Département des Manuscrits > Celtique et basque

Celtique et basque 1. Recueil d'opuscules religieux formé de fragments de plusieurs manuscrits

foliotation : f. 22-29
QUATRIÈME SECTION

Présentation du contenu

Suite de la première section.

Ici reprend la première main.

15° f. 22 r° : Fin de l'« enseignement de Salomon » (n° 2).

16° f. 22 r°, col. 1 : « Défense de détruire et polluer l'église sainte » Urghaire malurta ocus eillnithe na heclaisi noimhe. Homélie sur le texte : Zelus dommus tuae comedit me « Ro-m-gabh et immo-do-theghdais, a-Dhé » (Psaume 68, v, 10).

17° f. 24 r°, col. 1 : « La Langue toujours nouvelle » In Tenga bithnua ; commence : Airdrig in domain « Grand roi du monde ». Traité signalé par M. Whitley Stokes (Livre de Lismore, fos 46-52 ; Egerton, 171, p. 44-65, etc.). Voir ci-dessus, Revue Celtique, t. XI, p. 241. M. Whitley Stokes nous apprend qu'il a trouvé aussi ce traité dans le ms. Philips 9754, f. 7 r°-9 r° et dans le manuscrit irlandais de Rennes, f. 69a-74a. La langue toujours nouvelle était celle de l'apôtre Philippe ; elle avait été coupée neuf fois, disait-on.

18° f. 27 v°, col. 2 : « Deux chagrins du royaume des cieux » Da brón flatha nimhe ; commence : Cid arand-aburter brón in nim « Pourquoi parle-t-on de chagrin au ciel ? » Il s'agit du chagrin d'Enoch et Elie. On trouve un fragment de ce texte dans le Lebar na h-Uidre, p. 17-18 ; il est complet dans le Livre de Leinster, p. 280-281 ; et dans le manuscrit du Collège de la Trinité de Dublin, coté H. 2., 16, col. 770-772 ; enfin Todd l'a signalé dans le Livre de Fermoy, fol 72 v° (Proceedings of the royal Irish Academy, vol. 1, part. 1, p. 31). A la fin de ce morceau, f. 28 r°, col. 2, on trouve la note suivante : Is mi-si Uildiam mac an Lega dosgribh so, ut bona moirte peribit, ailim thu a Dhia, « C'est moi William mac an Lega qui ai écrit ceci afin de mourir d'une bonne mort, je t'en prie, ô Dieu ! ».

19° f. 28 v°, col. 1 : Fosc[él] ar bannsgail « Historiette concernant une femmme. » Il s'agit d'une femme qui se confessa à un saint moine ; commence Araile bannscál dodeachaidh do-thabairt a-choibhsen di-araile manach nóebdhiadha : « Une certaine femme alla donner sa confession à un autre moine saintement pieux. ».
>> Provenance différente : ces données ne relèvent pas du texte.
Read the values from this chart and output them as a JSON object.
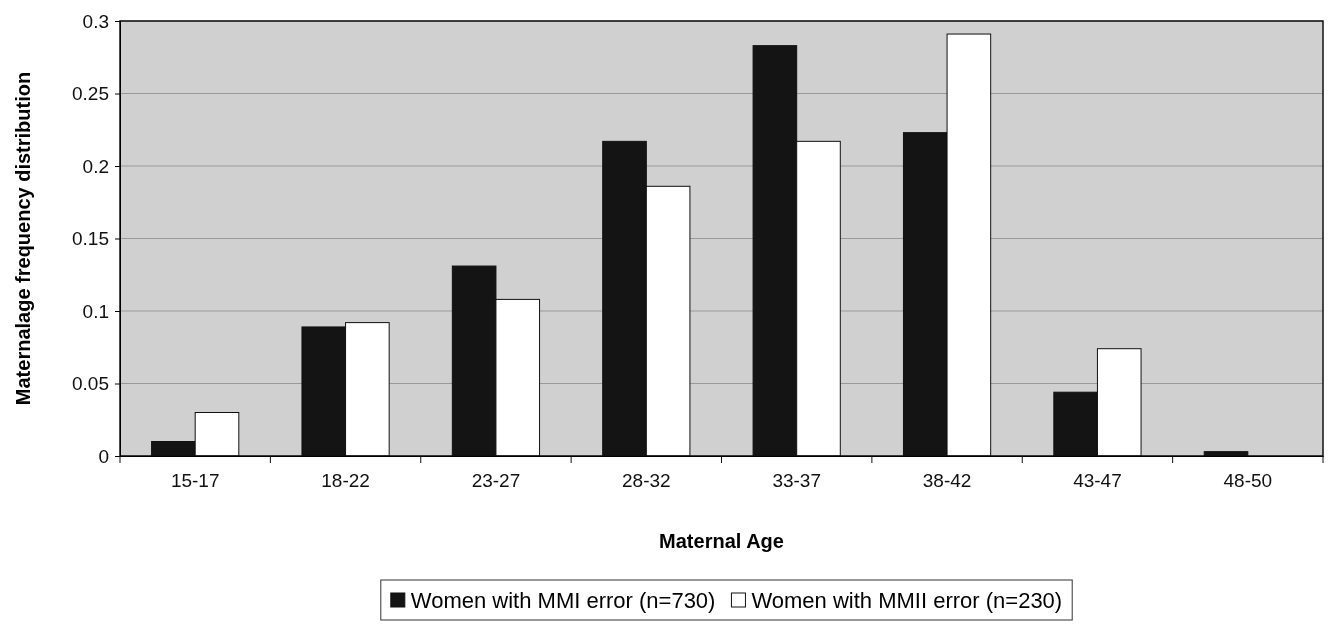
{
  "chart_data": {
    "type": "bar",
    "xlabel": "Maternal Age",
    "ylabel": "Maternalage frequency distribution",
    "categories": [
      "15-17",
      "18-22",
      "23-27",
      "28-32",
      "33-37",
      "38-42",
      "43-47",
      "48-50"
    ],
    "series": [
      {
        "name": "Women with MMI error (n=730)",
        "color": "#141414",
        "values": [
          0.01,
          0.089,
          0.131,
          0.217,
          0.283,
          0.223,
          0.044,
          0.003
        ]
      },
      {
        "name": "Women with MMII error (n=230)",
        "color": "#ffffff",
        "values": [
          0.03,
          0.092,
          0.108,
          0.186,
          0.217,
          0.291,
          0.074,
          0
        ]
      }
    ],
    "ylim": [
      0,
      0.3
    ],
    "yticks": [
      0,
      0.05,
      0.1,
      0.15,
      0.2,
      0.25,
      0.3
    ],
    "grid": "y",
    "legend": "bottom"
  }
}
20° f. 28 v°, col. 2 : Scel inna lenamh, « Histoire des enfants. » Légende de l'enfant juif ; commence : Fechtus n-aen dia rabhadar da-lenab a comchluiche « Une fois deux enfants jouaient ensemble. » Publié par H. Gaidoz, Mélusine, t. IV, col. 39-41, avec traduction et bibliographie ; cf. Whitley Stokes, Lives of Saints from the Book of Lismore, p. XX-XXII.
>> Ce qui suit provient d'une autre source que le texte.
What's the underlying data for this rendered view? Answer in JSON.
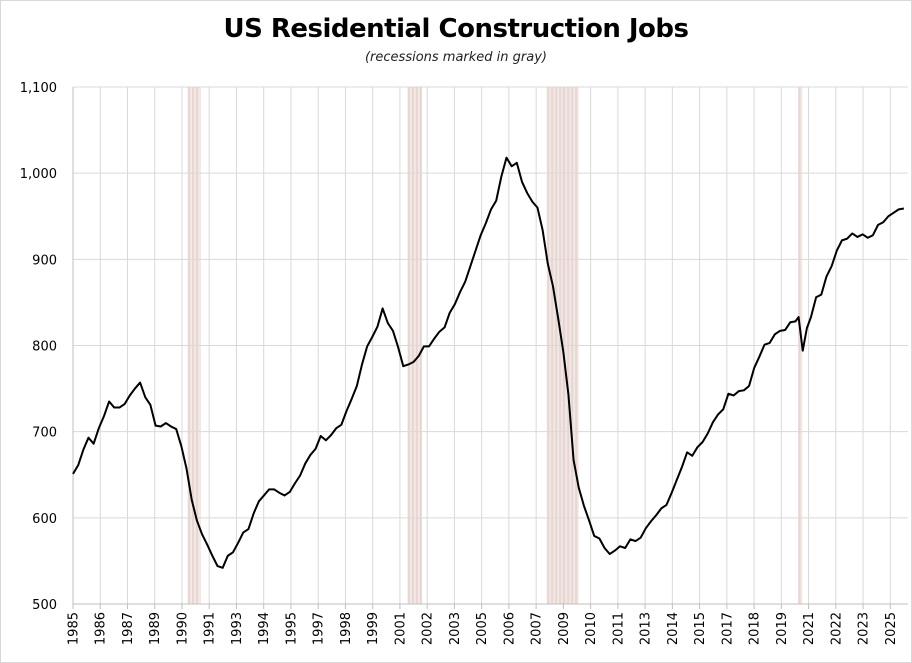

21° f. 29 r°, col. 1 : Histoire d'un enfant qui, tombé dans un trou d'eau profond de trois brasses ne se noya pas grâce à la vierge Marie. Début : Fechtus aili dono i-sna-titibh tháir robói ben ocus a-mac in a-farrad « Une autre fois donc dans les pays d'orient était une femme et son fils avec elle. » Le titre commence par les mots Fosc[él] annso.

22° f. 29 v°, col. 1 : Récit légendaire sur saint Brendan, intitulé : Fosc[él] ar Brenainn, « Historiette sur Brendan » ; commence : Luid Brénainn do-thabairt anma a-mathar a hifern « Brendan alla tirer d'enfer l'âme de sa mère. ».

23° f. 29 v°, col. 2 : Comrad ar-in aine « Discours sur le jeûne ». Commence : Is-si seo in chus im-an-dénait na dáne in-áine « Voici la cause pour laquelle les hommes pratiquent le jeûne [du vendredi]. Publié avec la traduction et bibliographie par H. Gaidoz, Mélusine, t. IV, col. 133-135.

Au bas, on lit la note suivante : Uilliam mc an-Legha, qui sgribhsit, ut bona morte peribit.